What's going on?
After reporting a slump in profits in its latest quarter on Wednesday, entertainment giant Disney said that it will be stepping back from its partnership with Netflix and launching its own streaming service. Unimpressed investors still sent Disney’s stock down by almost 4%…
What does this mean?
ESPN, a sports network that’s one of the biggest media brands in Disney’s portfolio, was again the culprit for Disney’s profit miss: more and more viewers are ditching their cable TV subscriptions, which means less cash for ESPN from cable providers.
Industry experts have argued that the mass migration away from cable is an important reason for Disney to launch its own streaming services. That means Disney plans to sever some of its ties with Netflix, which saw its stock drop by 1.5% (presumably as investors fear that the loss of content and a big new rival will hurt Netflix’s subscriber numbers).
Why should I care?
For markets: Disney warned that its investment in streaming will dent profits.

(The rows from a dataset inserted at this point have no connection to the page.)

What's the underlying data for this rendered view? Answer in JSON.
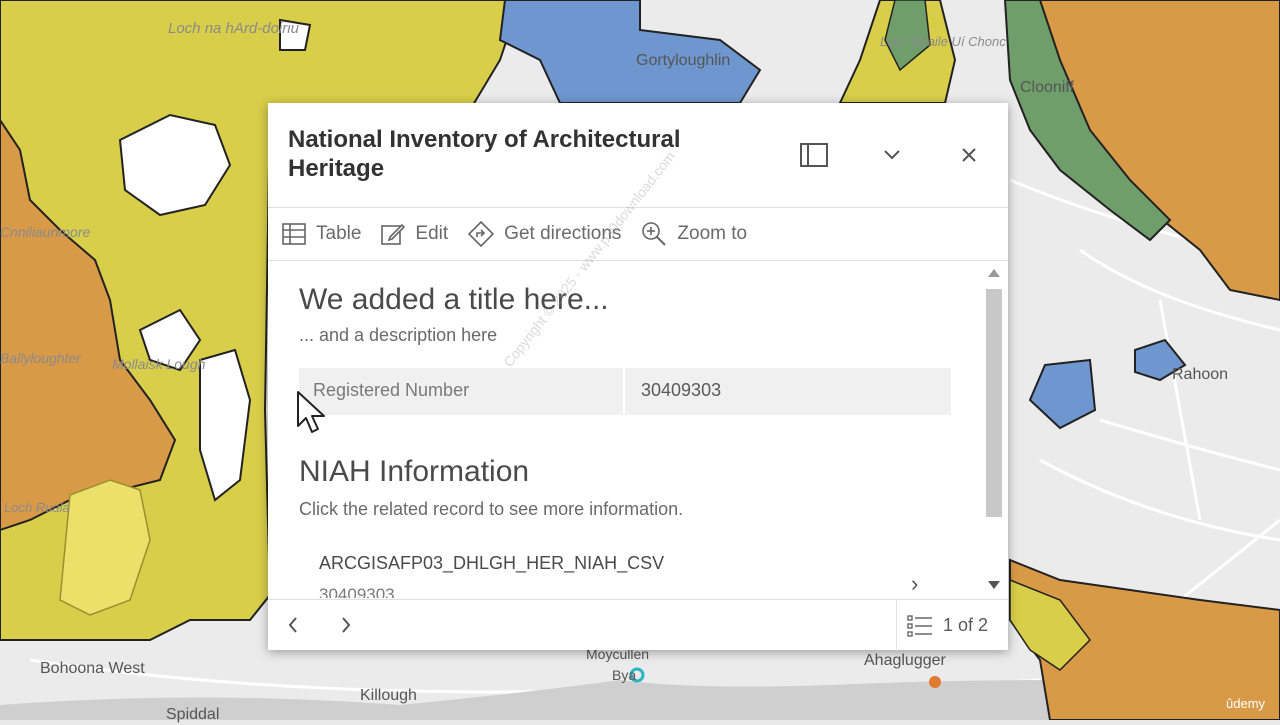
{
  "map": {
    "labels": [
      "Loch na hArd-doiriu",
      "Gortyloughlin",
      "Loch Bhaile Uí Chonc",
      "Clooniff",
      "Cnniliaunmore",
      "Rahoon",
      "Bohoona West",
      "Killough",
      "Ahaglugger",
      "Spiddal",
      "Loch Ruala",
      "Ballyloughter",
      "Mollaisk Lough",
      "Moycullen",
      "Bya"
    ]
  },
  "popup": {
    "title": "National Inventory of Architectural Heritage",
    "actions": {
      "table": "Table",
      "edit": "Edit",
      "directions": "Get directions",
      "zoom": "Zoom to"
    },
    "content": {
      "title": "We added a title here...",
      "description": "... and a description here",
      "field_label": "Registered Number",
      "field_value": "30409303",
      "section_title": "NIAH Information",
      "section_sub": "Click the related record to see more information.",
      "record_name": "ARCGISAFP03_DHLGH_HER_NIAH_CSV",
      "record_id": "30409303"
    },
    "pager": "1 of 2"
  },
  "watermark": "Copyright © 2025 - www.p30download.com",
  "brand": "ûdemy",
  "colors": {
    "yellow": "#d8ce4a",
    "light_yellow": "#ede06a",
    "orange": "#d99a48",
    "green": "#6f9e6a",
    "blue": "#6f97cf"
  }
}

Disney also announced on Wednesday that it was spending $1.6 billion to take a bigger ownership stake in a streaming technology firm called BAMTech (Disney already bought about a third of the company last year for $1 billion). BAMTech’s expertise will help Disney build its streaming service. Eventually, that investment may turn out profitable; but for now, it’s just expensive, and will hurt Disney’s near-term profits.
The bigger picture: The streaming landscape is getting crowded quickly.
There are a lot of streaming options already: CBS All Access, HBO GO, Amazon and Netflix are in the game, while other media companies, like Viacom, are planning more launches. Consumers probably won’t pay for all of these services, so the market for streaming will likely have to shrink – and not everyone will be a winner.